A) The speed of your hand at a distance.
Answer: Oscillation speed.
b) It is the speed of the bagi tow on the road.
Answer: Simple linear.
C) The speed of the child standing up on the Merry-go-Round.
Answer: Circular.
D) The position of the child standing on the see-saw is its speed.
Answer: Oscillation speed.
(e) Speed of electric clock hands.
Answer: Oscillation speed.
f) Now the speed of Pon Dalanga train.
Answer: Simple linear motion.
2) Which of the following statements is not true?
a) Fundamental unit of time
Answer: Pure.
b) Every object moves faster.
Answer: Pure.
c) The distance between two faces is measured in kilometers.
Answer: Pure.
d) It is not constant given the period of the oscillator.
Answer: Impure.
e) Now train speed is expressed in m/h.
Answer: Pure.
3) It swings 20 times in simple swing and takes 32 seconds. Determine the period of the oscillator.

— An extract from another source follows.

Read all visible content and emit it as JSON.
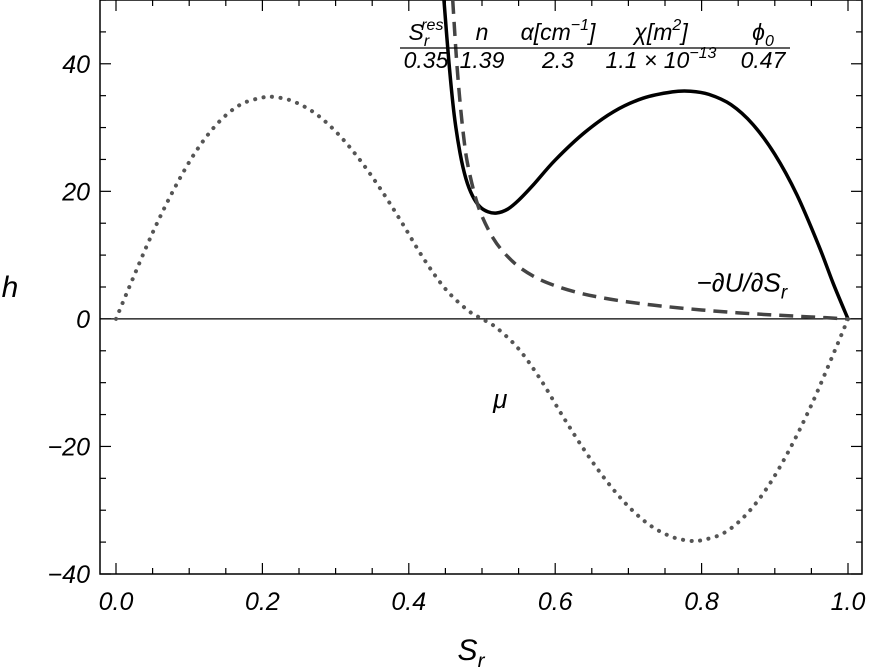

Answer: It takes 32 seconds to swing 20 times.
The period of oscillation is - 32
= 1.6 seconds.
4) The distance between the two shrines is 240 km. Now the train takes 4 hours to cover this distance. Determine the speed of the train.
Answer : Given
Distance between the two stations = 240 km.
Time = 4 hours
I know, speed = distance/time.
This gives the speed = 240/4 km/h.
= 60 km/h.
5) Looking at the time before 08.30 hrs the clock now shows the distance of 57321.0 km. If before 08.50 the reading of distance meter changes to 57336.0 km. Determine the distance traveled by the tent car. Display the speed of the car in km/h units within this time.
Answer : Given
Od'meter original reading = 57321.0 km. Odometer's last reading = 57336.0 km.
Early reading of clock = 08:30 AM
Last reading of clock = 08:50 AM
Etiya, Muth Distance = (57336.0 –57321.0) km. = 15.0 km.

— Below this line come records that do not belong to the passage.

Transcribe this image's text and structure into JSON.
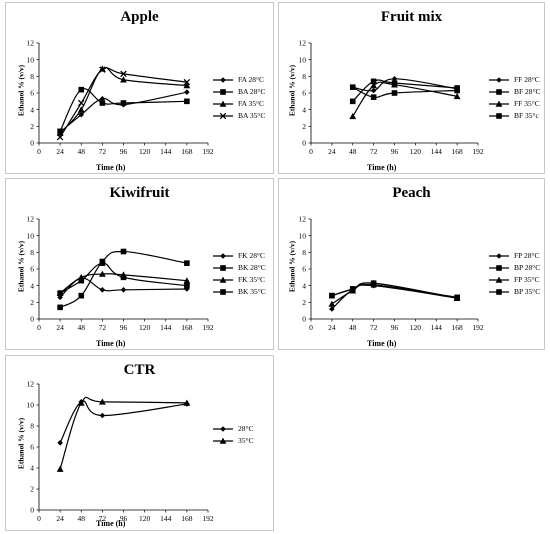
{
  "chart_data": [
    {
      "type": "line",
      "title": "Apple",
      "xlabel": "Time (h)",
      "ylabel": "Ethanol % (v/v)",
      "xlim": [
        0,
        192
      ],
      "ylim": [
        0,
        12
      ],
      "xticks": [
        "0",
        "24",
        "48",
        "72",
        "96",
        "120",
        "144",
        "168",
        "192"
      ],
      "yticks": [
        "0",
        "2",
        "4",
        "6",
        "8",
        "10",
        "12"
      ],
      "series": [
        {
          "name": "FA 28°C",
          "marker": "diamond",
          "x": [
            24,
            48,
            72,
            96,
            168
          ],
          "y": [
            1.3,
            3.4,
            5.3,
            4.6,
            6.1
          ]
        },
        {
          "name": "BA 28°C",
          "marker": "square",
          "x": [
            24,
            48,
            72,
            96,
            168
          ],
          "y": [
            1.4,
            6.4,
            4.8,
            4.8,
            5.0
          ]
        },
        {
          "name": "FA 35°C",
          "marker": "triangle",
          "x": [
            24,
            48,
            72,
            96,
            168
          ],
          "y": [
            1.2,
            4.0,
            8.9,
            7.6,
            6.9
          ]
        },
        {
          "name": "BA 35°C",
          "marker": "x",
          "x": [
            24,
            48,
            72,
            96,
            168
          ],
          "y": [
            0.7,
            4.8,
            8.8,
            8.3,
            7.3
          ]
        }
      ]
    },
    {
      "type": "line",
      "title": "Fruit mix",
      "xlabel": "Time (h)",
      "ylabel": "Ethanol % (v/v)",
      "xlim": [
        0,
        192
      ],
      "ylim": [
        0,
        12
      ],
      "xticks": [
        "0",
        "24",
        "48",
        "72",
        "96",
        "120",
        "144",
        "168",
        "192"
      ],
      "yticks": [
        "0",
        "2",
        "4",
        "6",
        "8",
        "10",
        "12"
      ],
      "series": [
        {
          "name": "FF 28°C",
          "marker": "diamond",
          "x": [
            48,
            72,
            96,
            168
          ],
          "y": [
            6.7,
            6.3,
            7.7,
            6.5
          ]
        },
        {
          "name": "BF 28°C",
          "marker": "square",
          "x": [
            48,
            72,
            96,
            168
          ],
          "y": [
            5.0,
            7.4,
            7.2,
            6.6
          ]
        },
        {
          "name": "FF 35°C",
          "marker": "triangle",
          "x": [
            48,
            72,
            96,
            168
          ],
          "y": [
            3.2,
            6.9,
            7.0,
            5.6
          ]
        },
        {
          "name": "BF 35°c",
          "marker": "square",
          "x": [
            48,
            72,
            96,
            168
          ],
          "y": [
            6.7,
            5.5,
            6.0,
            6.3
          ]
        }
      ]
    },
    {
      "type": "line",
      "title": "Kiwifruit",
      "xlabel": "Time (h)",
      "ylabel": "Ethanol % (v/v)",
      "xlim": [
        0,
        192
      ],
      "ylim": [
        0,
        12
      ],
      "xticks": [
        "0",
        "24",
        "48",
        "72",
        "96",
        "120",
        "144",
        "168",
        "192"
      ],
      "yticks": [
        "0",
        "2",
        "4",
        "6",
        "8",
        "10",
        "12"
      ],
      "series": [
        {
          "name": "FK 28°C",
          "marker": "diamond",
          "x": [
            24,
            48,
            72,
            96,
            168
          ],
          "y": [
            2.6,
            4.9,
            3.5,
            3.5,
            3.6
          ]
        },
        {
          "name": "BK 28°C",
          "marker": "square",
          "x": [
            24,
            48,
            72,
            96,
            168
          ],
          "y": [
            1.4,
            2.8,
            6.9,
            8.1,
            6.7
          ]
        },
        {
          "name": "FK 35°C",
          "marker": "triangle",
          "x": [
            24,
            48,
            72,
            96,
            168
          ],
          "y": [
            3.1,
            5.0,
            5.4,
            5.3,
            4.6
          ]
        },
        {
          "name": "BK 35°C",
          "marker": "square",
          "x": [
            24,
            48,
            72,
            96,
            168
          ],
          "y": [
            3.1,
            4.6,
            6.7,
            5.0,
            4.0
          ]
        }
      ]
    },
    {
      "type": "line",
      "title": "Peach",
      "xlabel": "Time (h)",
      "ylabel": "Ethanol % (v/v)",
      "xlim": [
        0,
        192
      ],
      "ylim": [
        0,
        12
      ],
      "xticks": [
        "0",
        "24",
        "48",
        "72",
        "96",
        "120",
        "144",
        "168",
        "192"
      ],
      "yticks": [
        "0",
        "2",
        "4",
        "6",
        "8",
        "10",
        "12"
      ],
      "series": [
        {
          "name": "FP 28°C",
          "marker": "diamond",
          "x": [
            24,
            48,
            72,
            168
          ],
          "y": [
            1.2,
            3.5,
            4.0,
            2.5
          ]
        },
        {
          "name": "BP 28°C",
          "marker": "square",
          "x": [
            24,
            48,
            72,
            168
          ],
          "y": [
            2.8,
            3.6,
            4.1,
            2.6
          ]
        },
        {
          "name": "FP 35°C",
          "marker": "triangle",
          "x": [
            24,
            48,
            72,
            168
          ],
          "y": [
            1.8,
            3.4,
            4.3,
            2.5
          ]
        },
        {
          "name": "BP 35°C",
          "marker": "square",
          "x": [
            24,
            48,
            72,
            168
          ],
          "y": [
            2.8,
            3.6,
            4.3,
            2.5
          ]
        }
      ]
    },
    {
      "type": "line",
      "title": "CTR",
      "xlabel": "Time (h)",
      "ylabel": "Ethanol % (v/v)",
      "xlim": [
        0,
        192
      ],
      "ylim": [
        0,
        12
      ],
      "xticks": [
        "0",
        "24",
        "48",
        "72",
        "96",
        "120",
        "144",
        "168",
        "192"
      ],
      "yticks": [
        "0",
        "2",
        "4",
        "6",
        "8",
        "10",
        "12"
      ],
      "series": [
        {
          "name": "28°C",
          "marker": "diamond",
          "x": [
            24,
            48,
            72,
            168
          ],
          "y": [
            6.4,
            10.3,
            9.0,
            10.1
          ]
        },
        {
          "name": "35°C",
          "marker": "triangle",
          "x": [
            24,
            48,
            72,
            168
          ],
          "y": [
            3.9,
            10.2,
            10.3,
            10.2
          ]
        }
      ]
    }
  ]
}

Minutes = (08.50 – 08.30) minutes = 20 minutes
This determines the speed = 15/20 km/min.
= 0.75 km/min
1 hour = 60 minutes
Speed in km/h = 0.75 x 60 = 45 km/h.
6) It takes 15 minutes to go to school from Chalmai Chaikelere house. If the speed of Chaikkelkhan is 2 m./s. Yes, the distance from the house to the school is determined.
Answer : Given
Speed per cycle = 2 m. / is
Time = 15 minutes
= 15 x 60,
= 900 ch
Distance covered = speed x time
= 2 m. / sq., x 900 sq.,
= 1800 m.
Distance from Chalma house to school = 1.800 km.
7) Observe the shape of the speed distance-time graph for the conditions mentioned below-
(a) The car is now moving at constant speed
(b) The road is now occupied by cars
8) Which of the following relations is pure?